The Patch-InfoNCE loss is introduced for enhancing feature discriminability at a local level. This loss is crucial for LiDAR as it aligns patches based on their spatial consistency from transformed point clouds. Positive patch pairs are identified through alignment procedures using Iterative Closest Point (ICP), ensuring spatially consistent features are learned.

Figure 3: Patch correspondence pipeline aligns two RIV images by transforming their point clouds to a shared coordinate system using known poses and ICP.

Results and Evaluations

Intra-Session Performance

ImLPR demonstrates superior performance in intra-session place recognition when compared against state-of-the-art (SOTA) methods. Its use of RIV images enables finer feature discrimination, resulting in higher Recall@1 and F1 scores in comparison to methods using BEV representations.

Figure 4: Trajectory from two sequences, with red lines marking false positives (fewer red lines indicate better performance).

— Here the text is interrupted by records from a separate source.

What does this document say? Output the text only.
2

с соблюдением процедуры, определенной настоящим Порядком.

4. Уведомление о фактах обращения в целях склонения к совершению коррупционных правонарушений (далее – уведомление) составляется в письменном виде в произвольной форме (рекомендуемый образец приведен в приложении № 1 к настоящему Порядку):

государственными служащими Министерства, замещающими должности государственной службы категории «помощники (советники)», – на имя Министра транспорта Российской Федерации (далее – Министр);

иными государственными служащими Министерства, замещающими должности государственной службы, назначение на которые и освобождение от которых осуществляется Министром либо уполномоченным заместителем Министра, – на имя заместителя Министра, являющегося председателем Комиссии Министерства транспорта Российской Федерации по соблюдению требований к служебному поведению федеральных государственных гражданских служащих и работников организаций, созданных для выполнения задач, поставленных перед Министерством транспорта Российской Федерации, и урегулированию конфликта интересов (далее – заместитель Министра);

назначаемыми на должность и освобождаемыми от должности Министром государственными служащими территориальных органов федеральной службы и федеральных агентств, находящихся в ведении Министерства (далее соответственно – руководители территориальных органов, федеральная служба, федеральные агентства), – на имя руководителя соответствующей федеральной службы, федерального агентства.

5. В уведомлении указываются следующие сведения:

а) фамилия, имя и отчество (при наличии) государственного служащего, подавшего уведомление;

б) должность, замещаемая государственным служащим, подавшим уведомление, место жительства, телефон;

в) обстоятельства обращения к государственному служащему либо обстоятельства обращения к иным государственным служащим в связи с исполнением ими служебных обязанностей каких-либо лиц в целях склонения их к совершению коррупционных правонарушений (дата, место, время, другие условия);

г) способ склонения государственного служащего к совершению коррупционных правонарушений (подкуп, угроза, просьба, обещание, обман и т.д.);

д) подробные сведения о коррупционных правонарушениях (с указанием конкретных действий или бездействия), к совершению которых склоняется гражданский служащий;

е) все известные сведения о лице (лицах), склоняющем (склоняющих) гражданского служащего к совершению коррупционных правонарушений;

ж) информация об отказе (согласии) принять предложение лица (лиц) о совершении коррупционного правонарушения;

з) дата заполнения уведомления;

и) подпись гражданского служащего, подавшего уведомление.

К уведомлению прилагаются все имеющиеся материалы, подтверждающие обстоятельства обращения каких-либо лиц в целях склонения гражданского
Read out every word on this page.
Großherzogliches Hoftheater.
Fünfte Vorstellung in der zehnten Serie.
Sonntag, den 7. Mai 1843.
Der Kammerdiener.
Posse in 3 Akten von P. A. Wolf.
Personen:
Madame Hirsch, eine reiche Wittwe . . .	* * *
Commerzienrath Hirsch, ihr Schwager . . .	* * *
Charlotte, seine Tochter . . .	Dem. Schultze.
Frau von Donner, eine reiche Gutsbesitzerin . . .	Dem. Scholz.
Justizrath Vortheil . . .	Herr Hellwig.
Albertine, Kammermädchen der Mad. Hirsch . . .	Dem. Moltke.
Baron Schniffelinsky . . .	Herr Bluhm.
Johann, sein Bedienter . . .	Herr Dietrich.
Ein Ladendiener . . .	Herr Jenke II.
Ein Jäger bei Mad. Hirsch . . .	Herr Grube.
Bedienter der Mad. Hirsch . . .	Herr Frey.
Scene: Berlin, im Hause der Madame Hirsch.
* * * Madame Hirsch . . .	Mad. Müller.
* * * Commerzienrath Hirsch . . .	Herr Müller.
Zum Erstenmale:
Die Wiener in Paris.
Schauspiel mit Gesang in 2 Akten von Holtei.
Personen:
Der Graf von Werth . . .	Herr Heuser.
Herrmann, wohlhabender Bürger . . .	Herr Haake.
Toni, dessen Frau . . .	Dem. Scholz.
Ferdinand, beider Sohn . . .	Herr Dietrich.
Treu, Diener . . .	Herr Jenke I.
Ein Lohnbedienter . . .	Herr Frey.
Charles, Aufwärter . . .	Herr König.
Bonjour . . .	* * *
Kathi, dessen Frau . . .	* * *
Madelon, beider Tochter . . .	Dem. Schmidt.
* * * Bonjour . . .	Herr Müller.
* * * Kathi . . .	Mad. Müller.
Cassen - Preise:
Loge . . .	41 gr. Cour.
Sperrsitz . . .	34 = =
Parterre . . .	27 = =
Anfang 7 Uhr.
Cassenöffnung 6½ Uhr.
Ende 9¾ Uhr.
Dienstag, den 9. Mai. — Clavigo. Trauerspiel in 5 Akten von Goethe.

Inter-Session Generalization

The system’s robustness extends to inter-session recognition across different environments and LiDAR sensors. Despite changes in environmental conditions and sensor types, ImLPR maintains high performance due to the robustness imparted by VFMs and the use of strategic RIV representations.

Figure 5: F1-Recall curve for inter-session place recognition.

Conclusions and Future Work

ImLPR successfully integrates VFM approaches into the LPR domain, setting new benchmarks for performance. Future directions may explore integration with other types of foundation models, such as segmentation networks, to enhance retrieval scenarios. This could include systems where local patch features are refined and dynamically re-ranked, further improving place recognition accuracy.

Limitations

While ImLPR’s results are promising, its efficacy is currently bounded to scenarios where homogeneous LiDAR sensors are utilized. Future work is required to extend its capabilities toward heterogeneous LPR, where varying LiDAR technologies necessitate more complex normalization strategies.

In conclusion, ImLPR exemplifies a significant step forward in applying vision foundation model strategies to the domain of LiDAR data processing, offering both theoretical insights and practical advancements in automated place recognition tasks.